According to the theory behind animal spirits, the decisions of investors and business leaders are based on intuition and the behavior of their competitors or other investors rather than on fundamental analysis.

Famous British economist, John Maynard Keynes believed that in times of economic upheaval, irrational thoughts might influence people as they pursue their financial self-interests. In 1936, Keyne published, The General Theory of Employment, Interest, and Money, where he postulated that trying to estimate the future yield of various stocks, companies, or financial activities using general knowledge and available insight “amounts to little and sometimes to nothing.”

Keynes referred to these psychological factors that make investors jump into the equity market — in the face of deep uncertainty and volatility, as animal spirits. He thought, only a manic, driven, strong-willed person would put capital at risk in periods of high uncertainty and volatility.

When animal spirits are strong, investment is sufficient to maintain aggregate demand; when they lag, aggregate demand falls, and the economy lapses into depression.

It is assumed that the only way people can make investment decisions in an uncertain and extremely volatile environment is if animal spirits guide them.

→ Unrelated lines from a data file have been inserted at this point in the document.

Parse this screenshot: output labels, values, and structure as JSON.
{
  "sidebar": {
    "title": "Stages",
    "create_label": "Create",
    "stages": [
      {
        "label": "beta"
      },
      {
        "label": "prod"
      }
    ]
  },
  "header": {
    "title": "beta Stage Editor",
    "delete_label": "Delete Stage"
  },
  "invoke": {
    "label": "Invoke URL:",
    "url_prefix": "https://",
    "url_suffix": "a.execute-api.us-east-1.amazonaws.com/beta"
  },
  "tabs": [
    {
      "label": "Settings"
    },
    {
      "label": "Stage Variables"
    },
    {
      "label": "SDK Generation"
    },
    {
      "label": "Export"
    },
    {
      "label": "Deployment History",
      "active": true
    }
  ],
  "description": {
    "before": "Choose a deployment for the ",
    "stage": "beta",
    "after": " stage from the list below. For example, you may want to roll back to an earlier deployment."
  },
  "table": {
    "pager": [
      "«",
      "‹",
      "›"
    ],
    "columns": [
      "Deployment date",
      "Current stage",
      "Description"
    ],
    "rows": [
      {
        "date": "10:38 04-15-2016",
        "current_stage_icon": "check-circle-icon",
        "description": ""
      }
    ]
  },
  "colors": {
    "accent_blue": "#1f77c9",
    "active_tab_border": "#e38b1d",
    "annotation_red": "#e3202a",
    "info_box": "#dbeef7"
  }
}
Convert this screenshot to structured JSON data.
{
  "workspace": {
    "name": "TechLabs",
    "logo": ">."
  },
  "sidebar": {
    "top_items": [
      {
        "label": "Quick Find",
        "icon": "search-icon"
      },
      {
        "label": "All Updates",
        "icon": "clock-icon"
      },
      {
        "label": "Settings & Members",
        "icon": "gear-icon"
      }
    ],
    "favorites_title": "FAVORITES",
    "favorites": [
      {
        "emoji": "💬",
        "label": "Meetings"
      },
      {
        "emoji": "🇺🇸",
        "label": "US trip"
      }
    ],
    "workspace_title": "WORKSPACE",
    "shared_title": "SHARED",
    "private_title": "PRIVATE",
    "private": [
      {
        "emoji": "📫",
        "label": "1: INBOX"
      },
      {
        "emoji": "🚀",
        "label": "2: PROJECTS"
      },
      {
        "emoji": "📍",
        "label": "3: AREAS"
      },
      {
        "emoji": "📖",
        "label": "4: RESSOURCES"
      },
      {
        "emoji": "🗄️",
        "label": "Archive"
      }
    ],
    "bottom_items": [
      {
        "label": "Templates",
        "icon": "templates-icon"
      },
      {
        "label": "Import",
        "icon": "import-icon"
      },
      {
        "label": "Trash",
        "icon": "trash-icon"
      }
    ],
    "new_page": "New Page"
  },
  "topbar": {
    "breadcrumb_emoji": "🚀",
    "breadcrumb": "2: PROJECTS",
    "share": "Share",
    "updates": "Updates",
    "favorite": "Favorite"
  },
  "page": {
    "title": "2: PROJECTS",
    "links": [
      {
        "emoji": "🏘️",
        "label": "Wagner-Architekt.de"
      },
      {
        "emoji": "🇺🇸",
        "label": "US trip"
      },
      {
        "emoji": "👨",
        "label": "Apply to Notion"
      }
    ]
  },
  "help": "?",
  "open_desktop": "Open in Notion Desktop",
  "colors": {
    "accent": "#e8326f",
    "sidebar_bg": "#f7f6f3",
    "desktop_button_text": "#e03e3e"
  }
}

Source: CARLA TARDI, Animal Spirits, Investopedia, Updated Apr 20, 2019

Importance of Embracing Failing

Everyone, and we mean everyone, experiences failure in life.

The difference is that most successful people have embrace and learned invaluable lessons from failure. Essentially, when they fail; when they embrace failure, they tend to learn lessons from the experience. They tend to grow and mature. They achieve new understandings and perspectives on life, love, business, money, investments, relationships, and people.

You can’t control the volatility of the stock market, market forces, the miserable weather or readers dismal response to your blog post. What you can control is your reaction to it.

We must learn how to embrace failure positively and understand that fearing failure only holds us back from realizing our full potential. By recognizing and accepting that everyone fails, we are better able to embrace failure as a regular part of life. For example, American President Lincoln and British Prime Minister Churchill both failed multiple attempts to get elected to public office until becoming President of the United States and Prime Minister of Great Britain, respectively. Thus, since most of what we learn is from trial and error, beginning when we fall down again and again trying to walk, it’s only natural to recognize that everyone fails … and often.

“Winning is great, sure, but if you are really going to do something in life, the secret is learning how to lose. Nobody goes undefeated all the time. If you can pick up after a crushing defeat, and go on to win again, you are going to be a champion someday.” William Rudolph

Thomas Edison, one of the greatest inventors in modern history, once said, “Genius is one percent inspiration, ninety-nine percent perspiration.” While experimenting on the incandescent light bulb, Edison exclaimed to a reporter’s question, “I have not failed. I’ve just found 10,000 ways that won’t work.” Success typically comes after numerous failures. There’s something magical that happens when you don’t give up.

Failure can be an immense asset if we are trying to improve, grow, learn, or do something new. It’s the necessary feature that precedes nearly all successes. And, there’s nothing shameful about being wrong, about changing course. Each time it happens we have new options. Problems can become opportunities and new insights to solve old challenges. Deep down we know that our past failures have contributed immensely to our personal growth.

People fail in small ways all the time. To gain the benefits, we have to learned from the failure. The simple truth is – no great success was ever achieved without failure. It may be one seemily life changing failure. Or a series of failures. But, whether we like it or not, failure is a necessary stepping stone to reaching our ultimate goals and achieving our dreams.